The result (saved by default to “true_clusters.csv”) is shown below:
pd.read_csv("true_clusters.csv")
mention_id | inventor_id | |
---|---|---|
0 | US7152514-3 | fl:ca_ln:santizo-1 |
1 | US6564684-3 | fl:ca_ln:santizo-1 |
2 | US7832315-3 | fl:ca_ln:santizo-1 |
3 | US6267035-3 | fl:ca_ln:santizo-1 |
4 | US6708592-3 | fl:ca_ln:santizo-1 |
... | ... | ... |
6733 | US5679889-0 | fl:sh_ln:watanabe-201 |
6734 | US7169506-0 | fl:sh_ln:watanabe-201 |
6735 | US6459564-0 | fl:sh_ln:watanabe-201 |
6736 | US7749649-0 | fl:sh_ln:watanabe-201 |
6737 | US8553392-3 | fl:sh_ln:watanabe-201 |
6738 rows × 2 columns
More Information#
For more information, please refer to the help file of process-inventors-hand-disambiguation.py
:
%%bash
process-inventors-hand-disambiguation.py --help
usage: process-inventors-hand-disambiguation.py [-h] [-o OUTPUT] [-d]
hand_disambiguation
rawinventor
Process inventors hand-disambiguation files: validate data and produce
benchmark dataset.
positional arguments:
hand_disambiguation Excel spreadsheet with sampled inventor mentions, the
corresponding predicted cluster, and lists of inventor
mentions to add to and remove from the predicted
clusters. This spreadsheet should contain the columns
'patent_id', 'sequence', 'inventor_id', 'add', and
'remove'. The 'add' and 'remove' columns should
contain comma-separated inventor mentions in the
format US<patent_number>-<sequence_number>.
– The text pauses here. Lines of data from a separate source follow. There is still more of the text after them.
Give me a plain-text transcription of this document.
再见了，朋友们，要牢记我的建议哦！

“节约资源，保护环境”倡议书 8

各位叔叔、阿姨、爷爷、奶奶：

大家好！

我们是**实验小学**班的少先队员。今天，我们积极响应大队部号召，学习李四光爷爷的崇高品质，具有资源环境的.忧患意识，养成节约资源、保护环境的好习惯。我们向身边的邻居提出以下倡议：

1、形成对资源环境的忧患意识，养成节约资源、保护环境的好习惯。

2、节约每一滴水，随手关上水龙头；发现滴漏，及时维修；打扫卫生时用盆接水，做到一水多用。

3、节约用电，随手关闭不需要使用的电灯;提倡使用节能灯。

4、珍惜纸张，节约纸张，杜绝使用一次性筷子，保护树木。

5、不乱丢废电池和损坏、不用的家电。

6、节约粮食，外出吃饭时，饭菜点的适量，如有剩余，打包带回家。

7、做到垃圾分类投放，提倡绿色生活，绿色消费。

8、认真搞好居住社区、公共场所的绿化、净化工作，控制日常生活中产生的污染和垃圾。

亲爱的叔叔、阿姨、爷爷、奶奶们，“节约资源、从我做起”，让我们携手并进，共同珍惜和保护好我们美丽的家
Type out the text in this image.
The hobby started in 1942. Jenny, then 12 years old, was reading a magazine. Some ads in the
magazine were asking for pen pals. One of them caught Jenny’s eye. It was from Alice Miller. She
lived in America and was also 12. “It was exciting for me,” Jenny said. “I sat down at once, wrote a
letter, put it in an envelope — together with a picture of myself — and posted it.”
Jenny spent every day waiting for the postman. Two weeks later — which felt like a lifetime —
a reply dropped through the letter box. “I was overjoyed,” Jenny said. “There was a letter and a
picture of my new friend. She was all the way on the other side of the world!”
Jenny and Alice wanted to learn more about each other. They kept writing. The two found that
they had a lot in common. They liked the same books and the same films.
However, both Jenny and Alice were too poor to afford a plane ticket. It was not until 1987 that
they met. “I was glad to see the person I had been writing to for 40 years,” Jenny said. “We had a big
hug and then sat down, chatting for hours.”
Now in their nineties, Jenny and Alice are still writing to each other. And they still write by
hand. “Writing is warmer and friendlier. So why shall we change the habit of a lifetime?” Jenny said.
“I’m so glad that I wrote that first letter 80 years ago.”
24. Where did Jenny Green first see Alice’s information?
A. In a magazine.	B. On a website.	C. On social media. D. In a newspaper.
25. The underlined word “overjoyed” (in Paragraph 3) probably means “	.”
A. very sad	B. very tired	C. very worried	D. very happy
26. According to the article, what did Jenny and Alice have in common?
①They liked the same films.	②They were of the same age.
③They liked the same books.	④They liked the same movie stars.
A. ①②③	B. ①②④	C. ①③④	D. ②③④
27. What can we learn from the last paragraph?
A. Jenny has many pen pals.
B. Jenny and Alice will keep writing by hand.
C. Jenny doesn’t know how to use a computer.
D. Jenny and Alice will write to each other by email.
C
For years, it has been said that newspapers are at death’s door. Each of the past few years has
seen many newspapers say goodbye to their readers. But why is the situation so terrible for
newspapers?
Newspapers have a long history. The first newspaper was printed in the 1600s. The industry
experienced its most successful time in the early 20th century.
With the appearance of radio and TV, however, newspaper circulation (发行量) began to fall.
rawinventor File with reference inventor mentions and predicted
clusters. It should contain the columns 'patent_id',
'sequence', and 'inventor_id'.
optional arguments:
-h, --help show this help message and exit
-o OUTPUT, --output OUTPUT
CSV file where to save the resulting hand-
disambiguated membership vector.
-d, --debug Save debugging spreadsheet to
'<hand_disambiguation>.csv.debug.xlsx'. This
spreadsheet has two pages. The first shows inventor
mentions to remove that were not found in the
reference predicted clusters. The second shows the
name of inventors added to predicted clusters.